The role of autophagy/mitophagy and cGAS–STING crosstalk in microglial activation. In the advanced stages of neurodegenerative disease, resting M0 microglia can be activated to the M1 phenotypes under various stimuli. These include endogenous factors such as mtDNA, nuclear DNA, senescence, autophagy deficiency, and cell death, as well as exogenous factors such as microbial and foreign DNA. These factors are crucial for activating the cGAS–STING signaling pathway. In the early stages of neurodegenerative disease, resting M0 microglia can be polarized toward the M2 phenotype.

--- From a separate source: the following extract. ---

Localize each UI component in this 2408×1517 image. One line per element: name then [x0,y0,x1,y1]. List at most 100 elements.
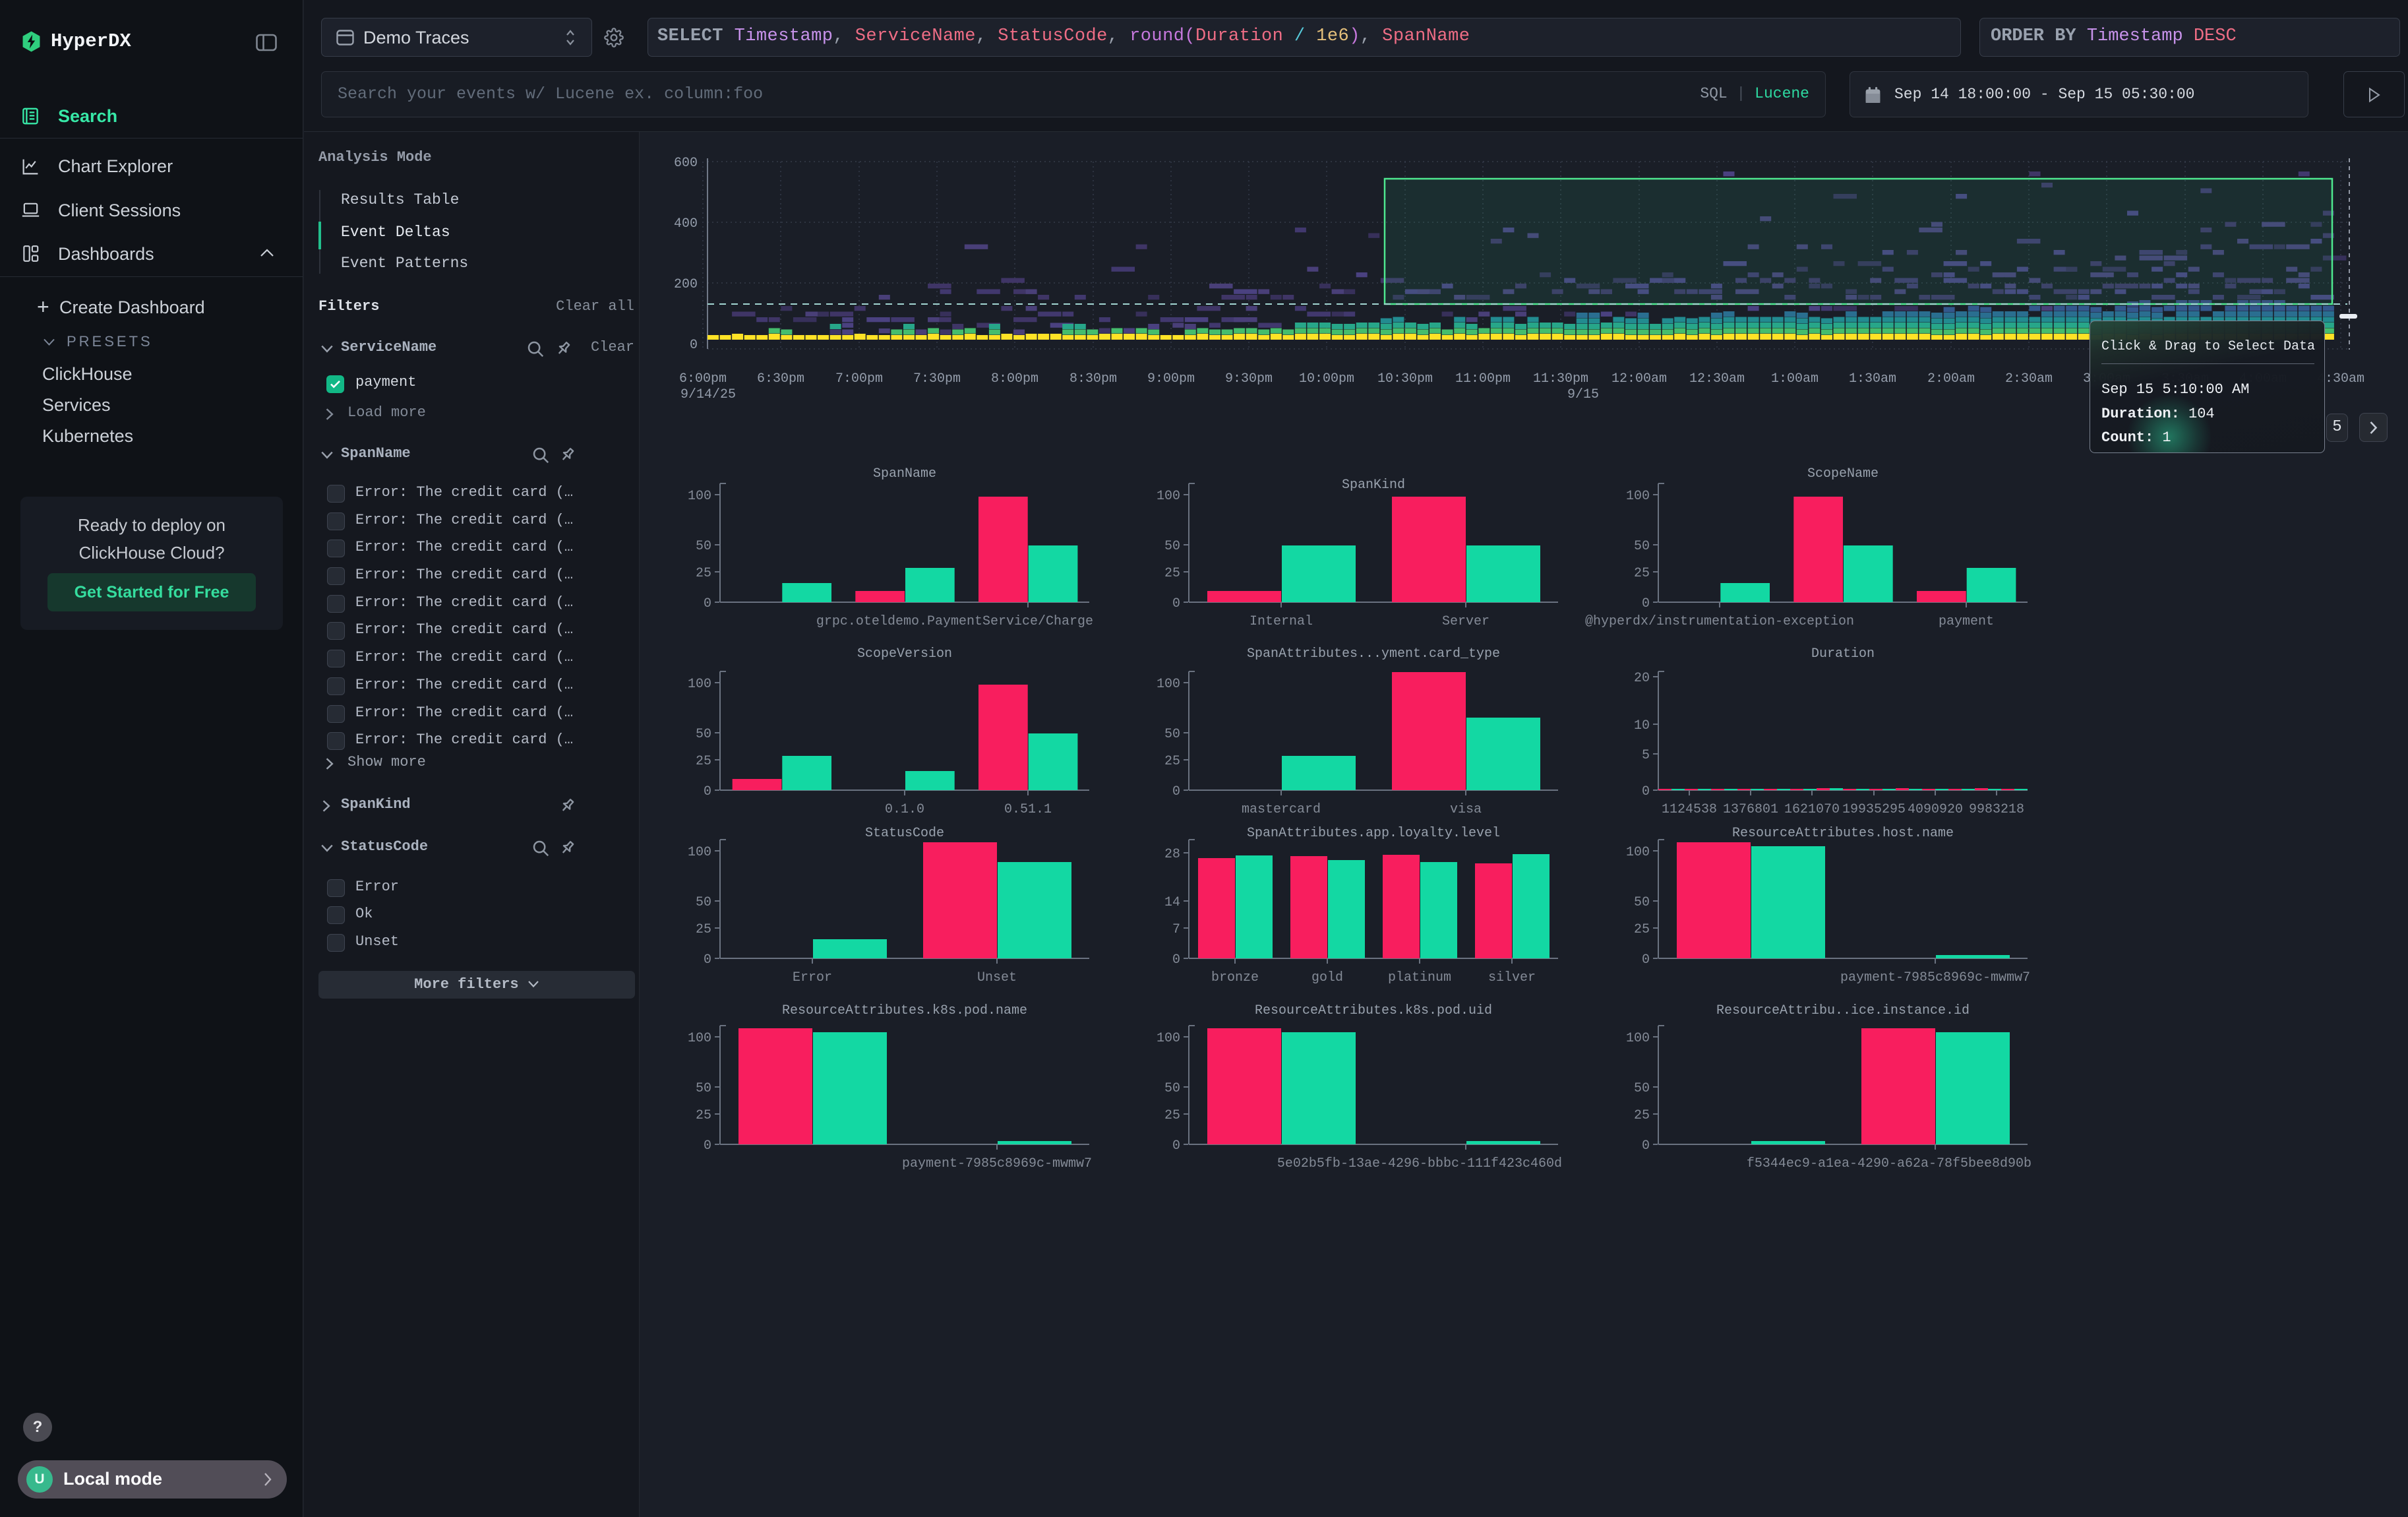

This activation is achieved through the modulation of the type I IFN response, maintenance of cellular and protein homeostasis, clearance of damaged mitochondria, inhibition of the NLRP3 inflammasome, degradation of cGAS and STING, prevention of mtDNA release, control of cell death, and reduction of ROS. These processes are attributed to the induction of autophagy/mitophagy. When activated, M1 microglia release pro-inflammatory cytokines (such as TNF-α and IL-1β) and reactive species (including ROS and NO). These substances can induce neuronal damage and disrupt the integrity of the BBB. Conversely, M2 microglia release anti-inflammatory cytokines and growth factors that support neuronal survival and regeneration, and aid in the restoration and maintenance of BBB integrity.

Figure 7

Potential therapeutic targets and interventions focusing on the crosstalk between autophagy/mitophagy and the cGAS–STING pathway could be pivotal in mitigating the inflammatory responses associated with neurodegenerative diseases. By detecting dsDNA and subsequently activating the cGAS–STING pathway, this overview provides potential intervention sites. These include reducing foreign and self-dsDNA, targeting compounds that inhibit the cGAS–STING–TBK1 signaling pathway, targeting compounds that activate autophagy/mitophagy, targeting compounds that protect mitochondria, and targeting compounds that inhibit NLRP3 inflammasome-mediated pyroptosis.

Figure 8

The chemical structures of mitophagy activators are used in various neurological diseases.

Figure 9

The chemical structures of the identified cGAS, STING, TBK1, and IκB kinase ε (IKKε) inhibitors targeting the cGAS–STING–TBK1 signaling pathway.